WORK_DIR=$SCRATCH/mspass/single_workdir
MSPASS_CONTAINER=$WORK2/mspass/mspass_latest.sif
DB_PATH='scratch'

Make sure that you have set the WORK_DIR value to a dedicated directory to store all runtime data, and also set the MSPASS_CONTAINER to the singularity image you created. For the DB_PATH, there are two options: 'scratch' and 'tmp'. 'scratch' saves the DB data to a shared filesystem, 'tmp' saves the DB data to a local filesystem.
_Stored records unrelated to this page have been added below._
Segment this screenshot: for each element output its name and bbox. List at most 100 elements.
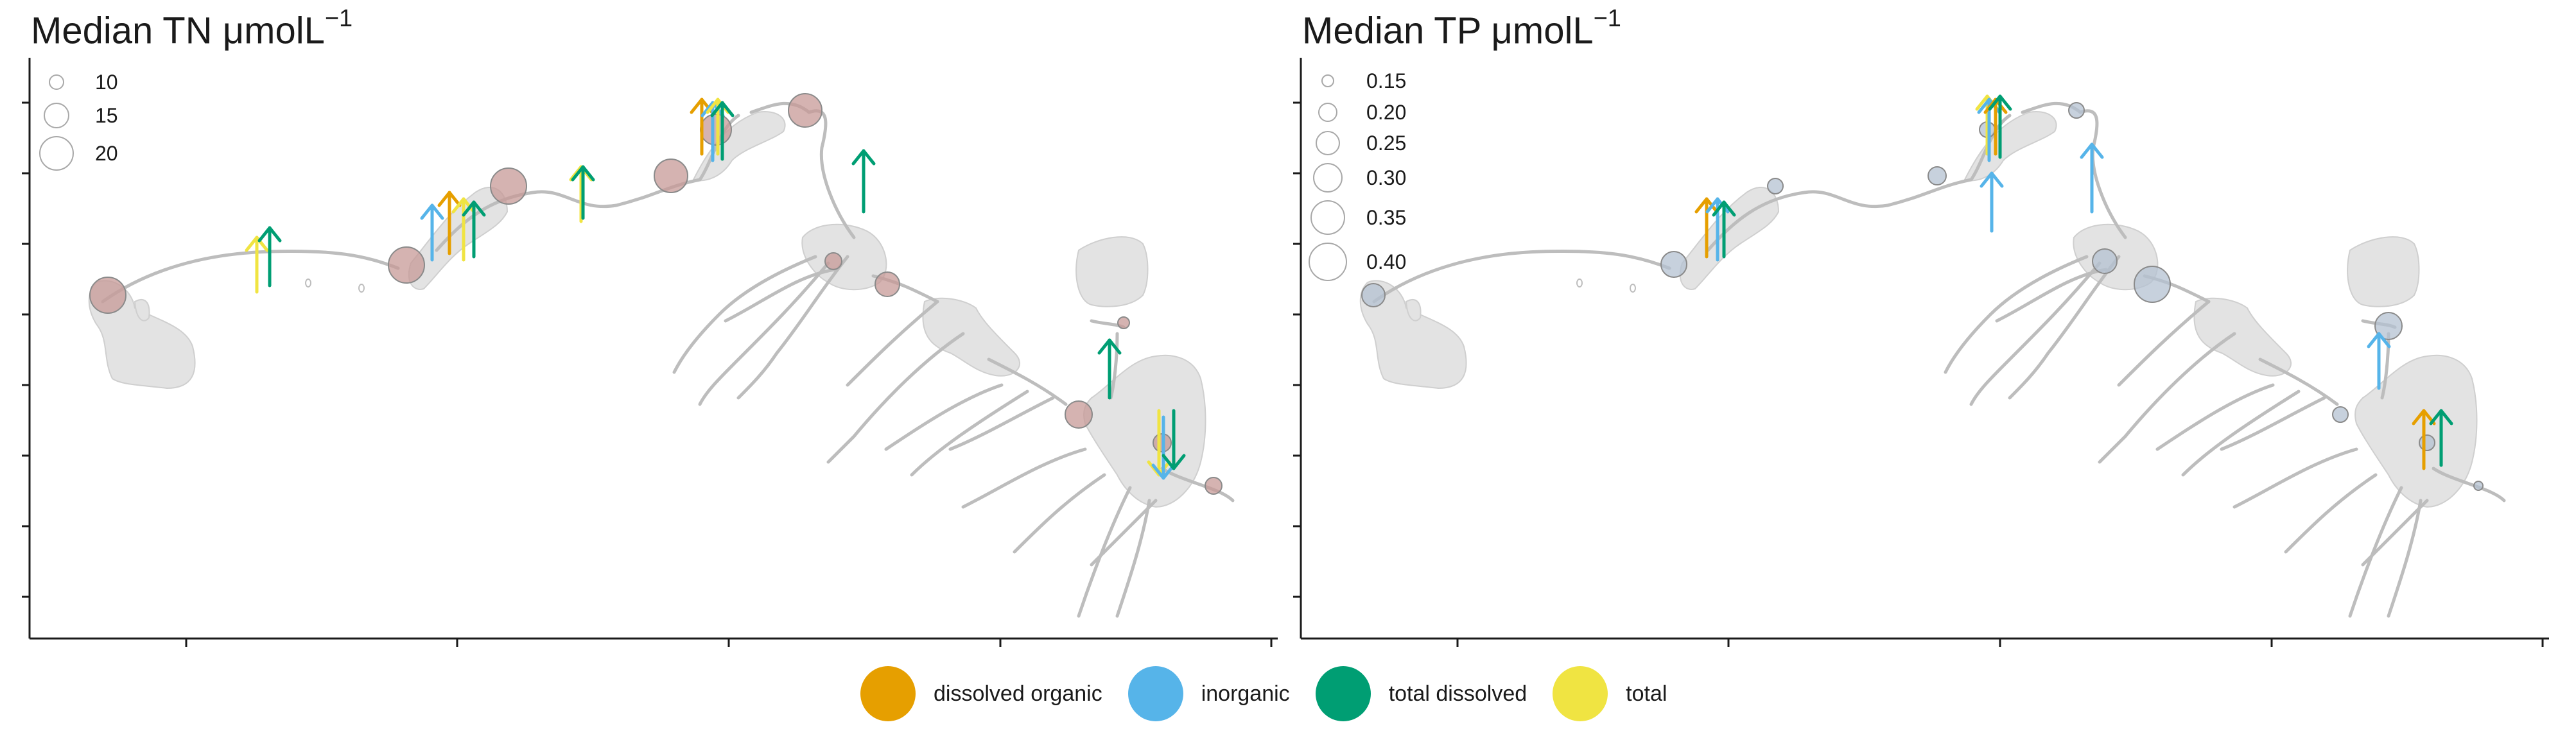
pond-marker	[358, 284, 365, 293]
river-line	[2432, 467, 2506, 502]
tn-map	[22, 58, 1278, 647]
size-legend-circle	[39, 136, 74, 171]
trend-arrow	[245, 236, 269, 294]
lake-shape	[1359, 280, 1467, 390]
river-line	[1995, 268, 2108, 323]
river-line	[807, 109, 856, 239]
trend-arrow	[1712, 200, 1736, 259]
trend-arrow	[851, 149, 876, 214]
trend-arrow	[1988, 94, 2012, 159]
legend-swatch	[1553, 666, 1608, 721]
legend-label: inorganic	[1201, 681, 1290, 706]
size-legend-circle	[1310, 200, 1345, 235]
trend-arrow	[1694, 197, 1719, 259]
site-marker	[875, 271, 900, 297]
size-legend-circle	[1316, 131, 1340, 155]
size-legend-circle	[44, 103, 69, 128]
tp-panel: Median TP μmolL−1 0.15 0.20 0.25 0.30 0.35 0.…	[1271, 0, 2555, 655]
legend-item-inorganic: inorganic	[1127, 666, 1290, 721]
site-marker	[824, 252, 842, 270]
lake-shape	[1963, 111, 2057, 182]
trend-arrow	[710, 101, 735, 161]
pond-marker	[305, 279, 311, 287]
legend-swatch	[860, 666, 916, 721]
legend-swatch	[1127, 666, 1183, 721]
river-line	[2181, 390, 2301, 477]
lake-shape	[1083, 354, 1206, 508]
legend-item-dissolved-organic: dissolved organic	[860, 666, 1102, 721]
trend-arrow	[2080, 142, 2104, 214]
river-line	[2348, 486, 2403, 618]
site-marker	[1660, 251, 1687, 278]
trend-arrow	[1980, 171, 2004, 233]
site-marker	[654, 159, 688, 193]
lake-shape	[2354, 354, 2478, 508]
size-legend-label: 0.15	[1366, 69, 1407, 92]
trend-arrow	[2367, 332, 2391, 390]
lake-shape	[134, 299, 150, 322]
site-marker	[788, 93, 822, 128]
lake-shape	[2193, 297, 2292, 377]
trend-arrow	[420, 203, 444, 262]
trend-arrow	[2429, 409, 2453, 467]
size-legend-circle	[49, 74, 64, 90]
size-legend-label: 15	[95, 104, 118, 127]
river-line	[1109, 332, 1119, 400]
site-marker	[2134, 266, 2171, 303]
river-line	[698, 261, 830, 406]
river-line	[736, 255, 849, 400]
site-marker	[700, 114, 732, 146]
legend-label: total dissolved	[1388, 681, 1527, 706]
river-line	[846, 300, 939, 387]
river-line	[2284, 473, 2378, 554]
size-legend-label: 0.35	[1366, 206, 1407, 229]
tn-waterbodies	[88, 101, 1235, 618]
lake-shape	[1075, 236, 1149, 307]
size-legend-label: 0.40	[1366, 250, 1407, 273]
trend-arrow	[571, 165, 595, 220]
river-line	[1013, 473, 1106, 554]
size-legend-label: 0.20	[1366, 101, 1407, 124]
trend-arrow	[1162, 409, 1186, 470]
river-line	[724, 268, 837, 323]
river-line	[2117, 300, 2211, 387]
trend-arrow	[1097, 338, 1122, 400]
color-legend: dissolved organic inorganic total dissol…	[860, 665, 1693, 723]
river-line	[1969, 261, 2102, 406]
tp-map	[1293, 58, 2549, 647]
site-marker	[1065, 400, 1093, 429]
tp-axes	[1293, 58, 2549, 647]
trend-arrow	[257, 226, 282, 287]
site-marker	[2473, 481, 2484, 491]
tp-trend-arrows	[1694, 94, 2453, 470]
size-legend-label: 20	[95, 142, 118, 165]
site-marker	[1928, 166, 1947, 185]
site-marker	[1205, 477, 1223, 495]
river-line	[435, 114, 740, 252]
pond-marker	[1576, 279, 1583, 287]
river-line	[2220, 396, 2326, 451]
river-line	[948, 396, 1055, 451]
tn-title: Median TN μmolL−1	[31, 5, 353, 52]
river-line	[101, 249, 400, 304]
river-line	[2258, 357, 2339, 406]
legend-item-total-dissolved: total dissolved	[1315, 666, 1527, 721]
tn-trend-arrows	[245, 98, 1186, 480]
tp-sites	[1361, 102, 2484, 491]
lake-shape	[1679, 186, 1780, 290]
tp-title: Median TP μmolL−1	[1302, 5, 1621, 52]
river-line	[1372, 249, 1671, 304]
river-line	[1706, 114, 2012, 252]
river-line	[1944, 255, 2089, 374]
size-legend-circle	[1313, 163, 1343, 193]
river-line	[884, 383, 1004, 451]
river-line	[1077, 486, 1132, 618]
river-line	[2380, 332, 2390, 400]
site-marker	[2068, 102, 2085, 119]
site-marker	[1767, 178, 1784, 194]
legend-item-total: total	[1553, 666, 1667, 721]
river-line	[672, 255, 817, 374]
tn-sites	[89, 93, 1223, 495]
river-line	[2232, 447, 2358, 509]
lake-shape	[1405, 299, 1422, 322]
For more details, please refer to TACC user guide.

The script enables external access to the jupyter webpage by creating reverse tunnel port:

for i in `seq 4`; do
    ssh -q -f -g -N -R $LOGIN_PORT:$NODE_HOSTNAME:8888 login$i
    ssh -q -f -g -N -R $STATUS_PORT:$NODE_HOSTNAME:8787 login$i
done

The code above creates one tunnel for each login node so that the users can just connect to stampede.tacc to visit the jupyter notebook and the status page. If you are not using a TACC machine, you might need to modify or delete this part to run on your own HPC environment.

Distributed Node

To run MsPass on a distributed cluster, use the distributed_node script.

As the single node script, the distribute node script also does setup at the beggining:

#SBATCH -J mspass           # Job name
#SBATCH -o mspass.o%j       # Name of stdout output file
#SBATCH -p skx-dev          # Queue (partition) name
#SBATCH -N 3                # Total # of nodes (must be 1 for serial)
#SBATCH -n 3                # Total # of mpi tasks (should be 1 for serial)
#SBATCH -t 02:00:00         # Run time (hh:mm:ss)
#SBATCH -A MsPASS           # Allocation name (req'd if you have more than 1)

The main difference here is the number of nodes and mpi tasks should be set to more than 1. One can set these two value to any number, but a larger number might result in longer waiting time in queue.

Here are some variables special for distributed node script:

HOSTNAME_BASE='stampede2.tacc.utexas.edu'
DB_SHARDING=true
SHARD_DATABASE="usarraytest"
SHARD_COLLECTIONS=(
    "arrival:_id"
)

HOSTNAME_BASE is used to get the address of each node, make sure you set this value correctly according to the HPC cluster you use.

DB_SHARDING indicate whether the sharding is in use or not.

SHARD_DATABASE and SHARD_COLLECTIONS are used for the MongoDB's Sharding feature, indicating the database, collection and index you want to use for sharding. One can also skip these two variables and set the sharding through mongodb commands. Please refer to the section MongoDB Shared Cluster Server above for more detailed instructions.